Step 1. Understanding “compression” and “rebound”
Compression is when the suspension compresses. This occurs when you hit a bump in the road. The bump forces the wheel/tire/suspension assembly to “compress” or move upwards into the car.
Rebound is the opposite…when the wheel/tire/suspension assembly falls into a pothole, or simply “rebounds” from being compressed.
Step 2. How to turn the knob[s] on the shocks to control these forces
Counterclockwise = SOFTER Clockwise = FIRMER
Step 3. Where the knobs are
Step 4-a. How to set your initial rebound adjustment [on the HQ Series rebound adjustable units AND the TQ Series triple adjustable units]
- Set the adjustment knob fully firm [clockwise]
- Then back off the adjustment knob by 10 clicks. This is approximately the middle of the adjustment range. [note: You may be able to count more clicks through the adjustment range, but the last 4-5 clicks toward “soft” are so insignificant to the valving that we do not consider them effective or repeatable. That is why we use full firm as the starting point.]
- Drive the car.
- If the ride quality is harsh you may consider softening the rear shocks.
- If the front end is bouncy, you may consider stiffening the front shocks.
- We recommend that you experiment with the entire range of shock adjustment so you are aware of the wide range of influence that these shocks have on ride quality and handling performance.
Step 4-b. How to set your initial compression adjustments [on the TQ Series triple adjustable units]
- Set both the high speed and low speed compression adjustment knobs to full firm [clockwise]
- Turn the low speed compression adjustment [inner knob] counterclockwise [softer] by 10 clicks for a front shock and 15 clicks for a rear shock. [note: You may be able to count more clicks through the adjustment range, but the last 4-5 clicks toward “soft” are so insignificant to the valving that we do not consider them effective or repeatable. That is why we use full firm as the starting point.]
- Turn the high speed compression adjuster [outer ring] counterclockwise [softer] by 15 clicks for a front shock and 20 clicks for a rear shock. [yes, this very soft high speed compression adjustment is intended for best ride quality]
- Drive the car.
- If the ride quality is harsh you may consider softening the low speed compression adjustment.
- If the general ride quality and handling performance is good, but you still experience a harsh ride or even bottoming out on speed bumps or potholes, you may consider softening the high speed compression adjustment. The high speed compression adjustment will influence the events where shock piston velocity may exceed 20 in/sec. It will have only a minimal effect on the low speed circuits that influence general handling and ride quality.
Don’t be afraid to explore the full range of shock adjustments available. This is what you’ve paid for!
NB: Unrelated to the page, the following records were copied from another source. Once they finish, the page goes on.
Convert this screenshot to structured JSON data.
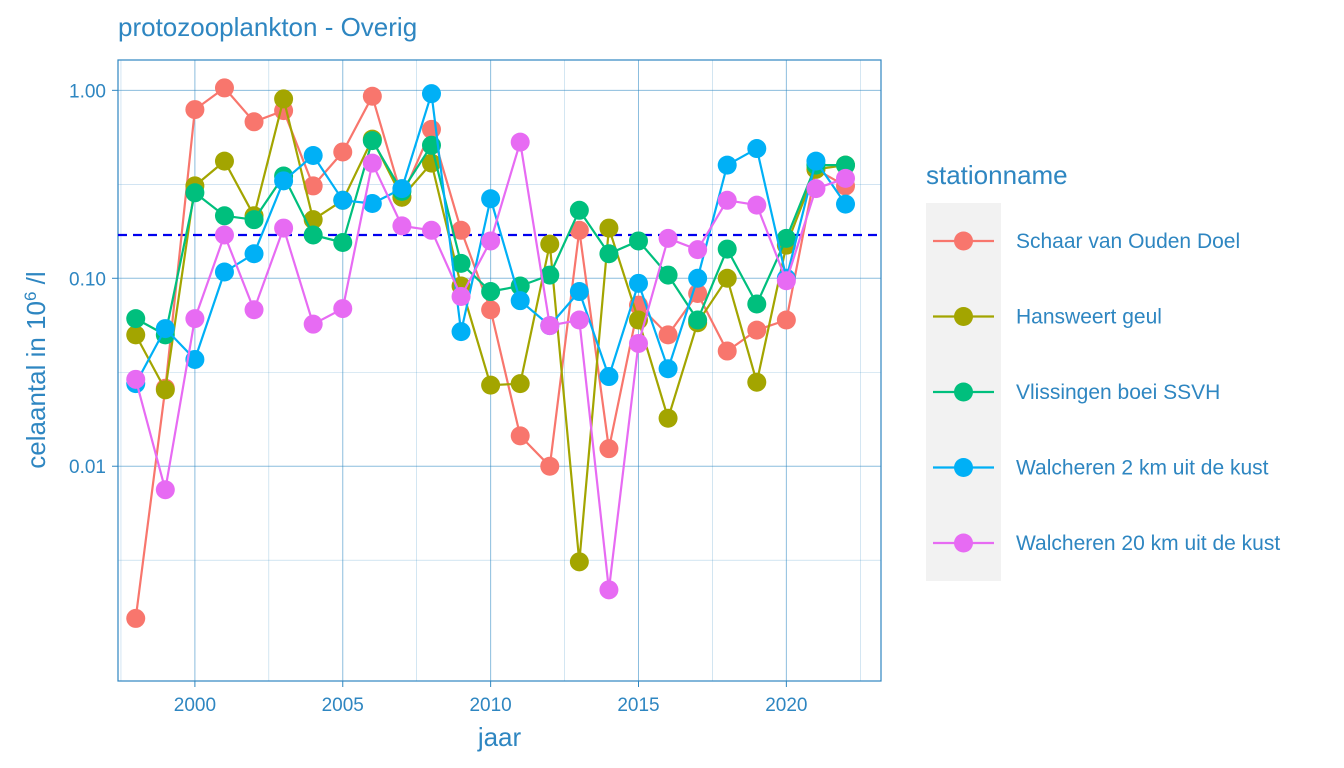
{
  "chart_data": {
    "type": "line",
    "title": "protozooplankton - Overig",
    "xlabel": "jaar",
    "ylabel": "celaantal in  10",
    "ylabel_sup": "6",
    "ylabel_suffix": " /l",
    "y_scale": "log10",
    "xlim": [
      1997.4,
      2023.2
    ],
    "ylim": [
      0.00072,
      1.45
    ],
    "x_ticks": [
      2000,
      2005,
      2010,
      2015,
      2020
    ],
    "x_tick_labels": [
      "2000",
      "2005",
      "2010",
      "2015",
      "2020"
    ],
    "y_ticks": [
      0.01,
      0.1,
      1.0
    ],
    "y_tick_labels": [
      "0.01",
      "0.10",
      "1.00"
    ],
    "grid": true,
    "reference_line": {
      "value": 0.17,
      "color": "#0000ee",
      "style": "dashed"
    },
    "legend": {
      "title": "stationname",
      "position": "right"
    },
    "x": [
      1998,
      1999,
      2000,
      2001,
      2002,
      2003,
      2004,
      2005,
      2006,
      2007,
      2008,
      2009,
      2010,
      2011,
      2012,
      2013,
      2014,
      2015,
      2016,
      2017,
      2018,
      2019,
      2020,
      2021,
      2022
    ],
    "series": [
      {
        "name": "Schaar van Ouden Doel",
        "color": "#F8766D",
        "values": [
          0.00155,
          0.026,
          0.79,
          1.03,
          0.68,
          0.78,
          0.31,
          0.47,
          0.93,
          0.27,
          0.62,
          0.18,
          0.068,
          0.0145,
          0.01,
          0.18,
          0.0124,
          0.072,
          0.05,
          0.083,
          0.041,
          0.053,
          0.06,
          0.38,
          0.31
        ]
      },
      {
        "name": "Hansweert geul",
        "color": "#A3A500",
        "values": [
          0.05,
          0.0255,
          0.31,
          0.42,
          0.215,
          0.9,
          0.205,
          0.26,
          0.55,
          0.27,
          0.41,
          0.091,
          0.027,
          0.0275,
          0.152,
          0.0031,
          0.185,
          0.06,
          0.018,
          0.058,
          0.1,
          0.028,
          0.15,
          0.38,
          0.4
        ]
      },
      {
        "name": "Vlissingen boei SSVH",
        "color": "#00BF7D",
        "values": [
          0.061,
          0.05,
          0.285,
          0.215,
          0.205,
          0.35,
          0.17,
          0.155,
          0.54,
          0.29,
          0.51,
          0.12,
          0.085,
          0.091,
          0.104,
          0.23,
          0.135,
          0.158,
          0.104,
          0.06,
          0.143,
          0.073,
          0.163,
          0.4,
          0.4
        ]
      },
      {
        "name": "Walcheren 2 km uit de kust",
        "color": "#00B0F6",
        "values": [
          0.0275,
          0.054,
          0.037,
          0.108,
          0.135,
          0.33,
          0.45,
          0.26,
          0.25,
          0.3,
          0.96,
          0.052,
          0.265,
          0.076,
          0.056,
          0.085,
          0.03,
          0.094,
          0.033,
          0.1,
          0.4,
          0.49,
          0.1,
          0.42,
          0.248
        ]
      },
      {
        "name": "Walcheren 20 km uit de kust",
        "color": "#E76BF3",
        "values": [
          0.029,
          0.0075,
          0.061,
          0.17,
          0.068,
          0.185,
          0.057,
          0.069,
          0.41,
          0.19,
          0.18,
          0.08,
          0.158,
          0.53,
          0.056,
          0.06,
          0.0022,
          0.045,
          0.163,
          0.142,
          0.26,
          0.245,
          0.097,
          0.3,
          0.34
        ]
      }
    ]
  }
}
You cannot hurt anything by turning these knobs…you can always go back.
You will find these GENERAL RULES to apply:
- The rear shocks have the most influence on ride quality. [because you sit closer to the rear end than the front end]
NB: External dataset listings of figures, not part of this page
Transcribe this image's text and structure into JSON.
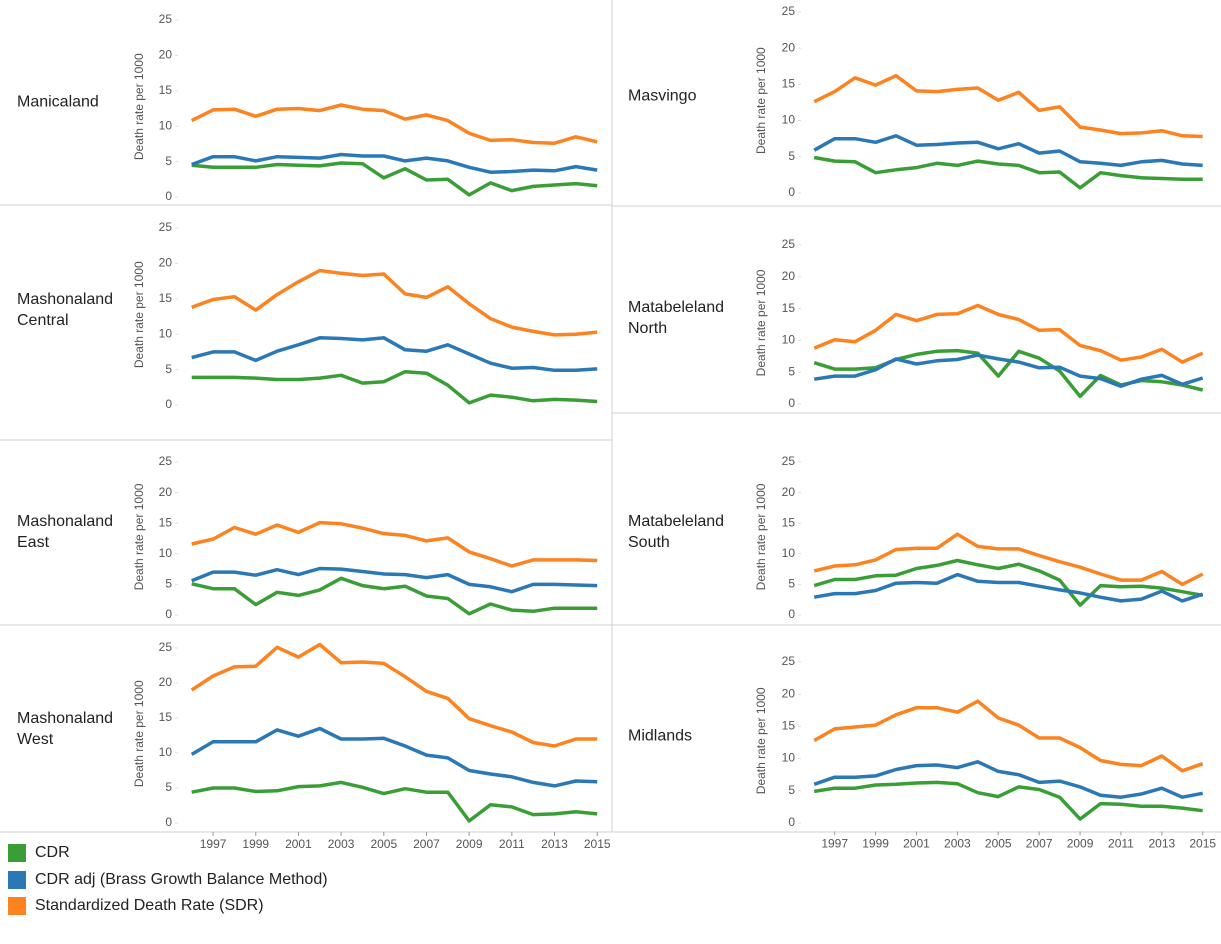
{
  "chart_data": [
    {
      "type": "line",
      "title": "Manicaland",
      "y_label": "Death rate per 1000",
      "x": [
        1996,
        1997,
        1998,
        1999,
        2000,
        2001,
        2002,
        2003,
        2004,
        2005,
        2006,
        2007,
        2008,
        2009,
        2010,
        2011,
        2012,
        2013,
        2014,
        2015
      ],
      "xlim": [
        1995.45,
        2015.6
      ],
      "ylim": [
        -1,
        26.5
      ],
      "yticks": [
        0,
        5,
        10,
        15,
        20,
        25
      ],
      "series": [
        {
          "name": "CDR",
          "color": "#3a9e37",
          "values": [
            4.5,
            4.2,
            4.2,
            4.2,
            4.6,
            4.5,
            4.4,
            4.8,
            4.7,
            2.7,
            4.0,
            2.4,
            2.5,
            0.3,
            2.0,
            0.9,
            1.5,
            1.7,
            1.9,
            1.6
          ]
        },
        {
          "name": "CDR adj (Brass Growth Balance Method)",
          "color": "#2b78b6",
          "values": [
            4.6,
            5.7,
            5.7,
            5.1,
            5.7,
            5.6,
            5.5,
            6.0,
            5.8,
            5.8,
            5.1,
            5.5,
            5.1,
            4.2,
            3.5,
            3.6,
            3.8,
            3.7,
            4.3,
            3.8
          ]
        },
        {
          "name": "Standardized Death Rate (SDR)",
          "color": "#fc8320",
          "values": [
            10.8,
            12.3,
            12.4,
            11.4,
            12.4,
            12.5,
            12.2,
            13.0,
            12.4,
            12.2,
            11.0,
            11.6,
            10.8,
            9.0,
            8.0,
            8.1,
            7.7,
            7.6,
            8.5,
            7.8
          ]
        }
      ]
    },
    {
      "type": "line",
      "title": "Mashonaland Central",
      "y_label": "Death rate per 1000",
      "x": [
        1996,
        1997,
        1998,
        1999,
        2000,
        2001,
        2002,
        2003,
        2004,
        2005,
        2006,
        2007,
        2008,
        2009,
        2010,
        2011,
        2012,
        2013,
        2014,
        2015
      ],
      "xlim": [
        1995.45,
        2015.6
      ],
      "ylim": [
        -1,
        26.5
      ],
      "yticks": [
        0,
        5,
        10,
        15,
        20,
        25
      ],
      "series": [
        {
          "color": "#3a9e37",
          "values": [
            3.9,
            3.9,
            3.9,
            3.8,
            3.6,
            3.6,
            3.8,
            4.2,
            3.1,
            3.3,
            4.7,
            4.5,
            2.8,
            0.3,
            1.4,
            1.1,
            0.6,
            0.8,
            0.7,
            0.5
          ]
        },
        {
          "color": "#2b78b6",
          "values": [
            6.7,
            7.5,
            7.5,
            6.3,
            7.6,
            8.5,
            9.5,
            9.4,
            9.2,
            9.5,
            7.8,
            7.6,
            8.5,
            7.2,
            5.9,
            5.2,
            5.3,
            4.9,
            4.9,
            5.1
          ]
        },
        {
          "color": "#fc8320",
          "values": [
            13.8,
            14.9,
            15.3,
            13.4,
            15.6,
            17.4,
            19.0,
            18.6,
            18.3,
            18.5,
            15.7,
            15.2,
            16.7,
            14.3,
            12.2,
            11.0,
            10.4,
            9.9,
            10.0,
            10.3
          ]
        }
      ]
    },
    {
      "type": "line",
      "title": "Mashonaland East",
      "y_label": "Death rate per 1000",
      "x": [
        1996,
        1997,
        1998,
        1999,
        2000,
        2001,
        2002,
        2003,
        2004,
        2005,
        2006,
        2007,
        2008,
        2009,
        2010,
        2011,
        2012,
        2013,
        2014,
        2015
      ],
      "xlim": [
        1995.45,
        2015.6
      ],
      "ylim": [
        -1,
        26.5
      ],
      "yticks": [
        0,
        5,
        10,
        15,
        20,
        25
      ],
      "series": [
        {
          "color": "#3a9e37",
          "values": [
            5.1,
            4.3,
            4.3,
            1.7,
            3.7,
            3.2,
            4.1,
            6.0,
            4.8,
            4.3,
            4.7,
            3.1,
            2.7,
            0.2,
            1.8,
            0.8,
            0.6,
            1.1,
            1.1,
            1.1
          ]
        },
        {
          "color": "#2b78b6",
          "values": [
            5.6,
            7.0,
            7.0,
            6.5,
            7.4,
            6.6,
            7.6,
            7.5,
            7.1,
            6.7,
            6.6,
            6.1,
            6.6,
            5.0,
            4.6,
            3.8,
            5.0,
            5.0,
            4.9,
            4.8
          ]
        },
        {
          "color": "#fc8320",
          "values": [
            11.6,
            12.4,
            14.3,
            13.2,
            14.7,
            13.5,
            15.1,
            14.9,
            14.2,
            13.3,
            13.0,
            12.1,
            12.6,
            10.3,
            9.2,
            8.0,
            9.0,
            9.0,
            9.0,
            8.9
          ]
        }
      ]
    },
    {
      "type": "line",
      "title": "Mashonaland West",
      "y_label": "Death rate per 1000",
      "x": [
        1996,
        1997,
        1998,
        1999,
        2000,
        2001,
        2002,
        2003,
        2004,
        2005,
        2006,
        2007,
        2008,
        2009,
        2010,
        2011,
        2012,
        2013,
        2014,
        2015
      ],
      "xlim": [
        1995.45,
        2015.6
      ],
      "xticks": [
        1997,
        1999,
        2001,
        2003,
        2005,
        2007,
        2009,
        2011,
        2013,
        2015
      ],
      "ylim": [
        -1,
        26.5
      ],
      "yticks": [
        0,
        5,
        10,
        15,
        20,
        25
      ],
      "series": [
        {
          "color": "#3a9e37",
          "values": [
            4.4,
            5.0,
            5.0,
            4.5,
            4.6,
            5.2,
            5.3,
            5.8,
            5.1,
            4.2,
            4.9,
            4.4,
            4.4,
            0.3,
            2.6,
            2.3,
            1.2,
            1.3,
            1.6,
            1.3
          ]
        },
        {
          "color": "#2b78b6",
          "values": [
            9.8,
            11.6,
            11.6,
            11.6,
            13.3,
            12.4,
            13.5,
            12.0,
            12.0,
            12.1,
            11.0,
            9.7,
            9.3,
            7.5,
            7.0,
            6.6,
            5.8,
            5.3,
            6.0,
            5.9
          ]
        },
        {
          "color": "#fc8320",
          "values": [
            19.0,
            21.0,
            22.3,
            22.4,
            25.1,
            23.7,
            25.5,
            22.9,
            23.0,
            22.8,
            20.9,
            18.8,
            17.8,
            14.9,
            13.9,
            13.0,
            11.5,
            11.0,
            12.0,
            12.0
          ]
        }
      ]
    },
    {
      "type": "line",
      "title": "Masvingo",
      "y_label": "Death rate per 1000",
      "x": [
        1996,
        1997,
        1998,
        1999,
        2000,
        2001,
        2002,
        2003,
        2004,
        2005,
        2006,
        2007,
        2008,
        2009,
        2010,
        2011,
        2012,
        2013,
        2014,
        2015
      ],
      "xlim": [
        1995.45,
        2015.6
      ],
      "ylim": [
        -1,
        26.5
      ],
      "yticks": [
        0,
        5,
        10,
        15,
        20,
        25
      ],
      "series": [
        {
          "color": "#3a9e37",
          "values": [
            4.9,
            4.4,
            4.3,
            2.8,
            3.2,
            3.5,
            4.1,
            3.8,
            4.4,
            4.0,
            3.8,
            2.8,
            2.9,
            0.7,
            2.8,
            2.4,
            2.1,
            2.0,
            1.9,
            1.9
          ]
        },
        {
          "color": "#2b78b6",
          "values": [
            5.9,
            7.5,
            7.5,
            7.0,
            7.9,
            6.6,
            6.7,
            6.9,
            7.0,
            6.1,
            6.8,
            5.5,
            5.8,
            4.3,
            4.1,
            3.8,
            4.3,
            4.5,
            4.0,
            3.8
          ]
        },
        {
          "color": "#fc8320",
          "values": [
            12.6,
            14.0,
            15.9,
            14.9,
            16.2,
            14.1,
            14.0,
            14.3,
            14.5,
            12.8,
            13.9,
            11.4,
            11.9,
            9.1,
            8.7,
            8.2,
            8.3,
            8.6,
            7.9,
            7.8
          ]
        }
      ]
    },
    {
      "type": "line",
      "title": "Matabeleland North",
      "y_label": "Death rate per 1000",
      "x": [
        1996,
        1997,
        1998,
        1999,
        2000,
        2001,
        2002,
        2003,
        2004,
        2005,
        2006,
        2007,
        2008,
        2009,
        2010,
        2011,
        2012,
        2013,
        2014,
        2015
      ],
      "xlim": [
        1995.45,
        2015.6
      ],
      "ylim": [
        -1,
        26.5
      ],
      "yticks": [
        0,
        5,
        10,
        15,
        20,
        25
      ],
      "series": [
        {
          "color": "#3a9e37",
          "values": [
            6.5,
            5.5,
            5.5,
            5.7,
            7.0,
            7.8,
            8.3,
            8.4,
            8.0,
            4.4,
            8.3,
            7.2,
            5.2,
            1.2,
            4.5,
            3.0,
            3.7,
            3.5,
            3.0,
            2.2
          ]
        },
        {
          "color": "#2b78b6",
          "values": [
            3.9,
            4.4,
            4.4,
            5.4,
            7.1,
            6.3,
            6.8,
            7.0,
            7.7,
            7.1,
            6.6,
            5.7,
            5.8,
            4.4,
            4.0,
            2.8,
            3.9,
            4.5,
            3.1,
            4.1
          ]
        },
        {
          "color": "#fc8320",
          "values": [
            8.8,
            10.1,
            9.8,
            11.6,
            14.1,
            13.1,
            14.1,
            14.2,
            15.5,
            14.1,
            13.3,
            11.6,
            11.7,
            9.2,
            8.4,
            6.9,
            7.4,
            8.6,
            6.6,
            8.0
          ]
        }
      ]
    },
    {
      "type": "line",
      "title": "Matabeleland South",
      "y_label": "Death rate per 1000",
      "x": [
        1996,
        1997,
        1998,
        1999,
        2000,
        2001,
        2002,
        2003,
        2004,
        2005,
        2006,
        2007,
        2008,
        2009,
        2010,
        2011,
        2012,
        2013,
        2014,
        2015
      ],
      "xlim": [
        1995.45,
        2015.6
      ],
      "ylim": [
        -1,
        26.5
      ],
      "yticks": [
        0,
        5,
        10,
        15,
        20,
        25
      ],
      "series": [
        {
          "color": "#3a9e37",
          "values": [
            4.8,
            5.8,
            5.8,
            6.4,
            6.5,
            7.6,
            8.1,
            8.9,
            8.2,
            7.6,
            8.3,
            7.2,
            5.7,
            1.6,
            4.8,
            4.6,
            4.7,
            4.4,
            3.8,
            3.2
          ]
        },
        {
          "color": "#2b78b6",
          "values": [
            2.9,
            3.5,
            3.5,
            4.0,
            5.2,
            5.3,
            5.2,
            6.6,
            5.5,
            5.3,
            5.3,
            4.7,
            4.1,
            3.6,
            2.9,
            2.3,
            2.6,
            3.9,
            2.3,
            3.4
          ]
        },
        {
          "color": "#fc8320",
          "values": [
            7.2,
            8.0,
            8.2,
            9.0,
            10.7,
            10.9,
            10.9,
            13.2,
            11.2,
            10.8,
            10.8,
            9.7,
            8.7,
            7.8,
            6.7,
            5.7,
            5.7,
            7.1,
            5.0,
            6.7
          ]
        }
      ]
    },
    {
      "type": "line",
      "title": "Midlands",
      "y_label": "Death rate per 1000",
      "x": [
        1996,
        1997,
        1998,
        1999,
        2000,
        2001,
        2002,
        2003,
        2004,
        2005,
        2006,
        2007,
        2008,
        2009,
        2010,
        2011,
        2012,
        2013,
        2014,
        2015
      ],
      "xlim": [
        1995.45,
        2015.6
      ],
      "xticks": [
        1997,
        1999,
        2001,
        2003,
        2005,
        2007,
        2009,
        2011,
        2013,
        2015
      ],
      "ylim": [
        -1,
        26.5
      ],
      "yticks": [
        0,
        5,
        10,
        15,
        20,
        25
      ],
      "series": [
        {
          "color": "#3a9e37",
          "values": [
            4.9,
            5.4,
            5.4,
            5.9,
            6.0,
            6.2,
            6.3,
            6.1,
            4.7,
            4.1,
            5.6,
            5.2,
            4.0,
            0.6,
            3.0,
            2.9,
            2.6,
            2.6,
            2.3,
            1.9
          ]
        },
        {
          "color": "#2b78b6",
          "values": [
            6.0,
            7.1,
            7.1,
            7.3,
            8.3,
            8.9,
            9.0,
            8.6,
            9.5,
            8.0,
            7.5,
            6.3,
            6.5,
            5.6,
            4.3,
            4.0,
            4.5,
            5.4,
            4.0,
            4.6
          ]
        },
        {
          "color": "#fc8320",
          "values": [
            12.8,
            14.6,
            14.9,
            15.2,
            16.8,
            17.9,
            17.9,
            17.2,
            18.9,
            16.3,
            15.2,
            13.2,
            13.2,
            11.7,
            9.7,
            9.1,
            8.9,
            10.4,
            8.1,
            9.2
          ]
        }
      ]
    }
  ]
}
- The front shocks will usually have a much firmer setting all around than the rear because the front shocks “see” twice the weight [due to being mounted approximately halfway between the pivot point and the load point of the control arm].
- The front shocks will generally need 3-4 clicks of adjustment change in any direction to be felt.
- The rear shocks generally need 2 clicks of adjustment change in any direction to be felt.